Onderschat de stad niet
Ook na deze crisis zullen de grote steden niet leeglopen. Ze zullen wel van uitzicht veranderen.
In grote steden lijkt een ramp nooit ver weg. De Amerikaanse essayist E.B. White maakte zich in 1948 zorgen dat New York zou worden verwoest door “een escadrille vliegtuigen niet groter dan een vlucht ganzen in V-formatie” en dat bommen afgooide. In veel films en boeken, van War of the Worlds tot High-Rise en Godzilla, zijn grote steden met de grond gelijkgemaakt of in anarchie vervallen. Dat een nieuw virus de steden zo hard heeft geraakt, is dan ook niet zo heel verrassend.

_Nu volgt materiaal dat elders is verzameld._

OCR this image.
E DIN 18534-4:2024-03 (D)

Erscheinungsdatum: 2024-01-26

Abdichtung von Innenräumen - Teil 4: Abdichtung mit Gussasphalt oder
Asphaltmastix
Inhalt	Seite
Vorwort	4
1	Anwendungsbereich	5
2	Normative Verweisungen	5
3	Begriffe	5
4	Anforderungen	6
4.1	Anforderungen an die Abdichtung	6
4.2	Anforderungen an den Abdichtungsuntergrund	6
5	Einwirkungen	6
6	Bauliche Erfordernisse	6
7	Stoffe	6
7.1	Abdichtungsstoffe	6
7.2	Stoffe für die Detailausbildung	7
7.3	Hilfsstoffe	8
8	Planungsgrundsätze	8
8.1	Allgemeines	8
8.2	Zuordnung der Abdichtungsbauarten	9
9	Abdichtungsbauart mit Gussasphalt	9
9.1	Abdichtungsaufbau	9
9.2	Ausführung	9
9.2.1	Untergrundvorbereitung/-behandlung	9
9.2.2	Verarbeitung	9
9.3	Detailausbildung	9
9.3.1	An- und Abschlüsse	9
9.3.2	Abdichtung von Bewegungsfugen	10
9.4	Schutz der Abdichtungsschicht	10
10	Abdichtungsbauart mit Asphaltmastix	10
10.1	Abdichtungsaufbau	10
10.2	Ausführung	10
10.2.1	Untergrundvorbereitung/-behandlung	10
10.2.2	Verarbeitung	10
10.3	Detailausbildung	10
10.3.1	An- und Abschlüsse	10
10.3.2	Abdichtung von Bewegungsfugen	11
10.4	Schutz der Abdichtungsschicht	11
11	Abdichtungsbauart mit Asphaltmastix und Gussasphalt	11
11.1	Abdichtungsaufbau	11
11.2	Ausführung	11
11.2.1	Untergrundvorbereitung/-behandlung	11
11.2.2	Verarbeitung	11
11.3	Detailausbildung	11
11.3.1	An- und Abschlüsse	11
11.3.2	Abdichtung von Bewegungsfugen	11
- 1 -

De steden zullen er niet bovenop komen dankzij een vaccin, maar omdat ze van nature in staat zijn te veranderen.
Niet alleen brak covid-19 uit in grote metropolen en doodde het massaal hun inwoners, het lokte bovendien maatregelen uit die steden buitengewoon hard hebben getroffen. Dorpen en kleine stadjes hebben er weinig last van als het openbaar vervoer wordt stilgelegd, theaters, nachtclubs en kantoren gedwongen dichtgaan, of als mensen er niet meer durven te komen. De steden daarentegen vallen nagenoeg stil.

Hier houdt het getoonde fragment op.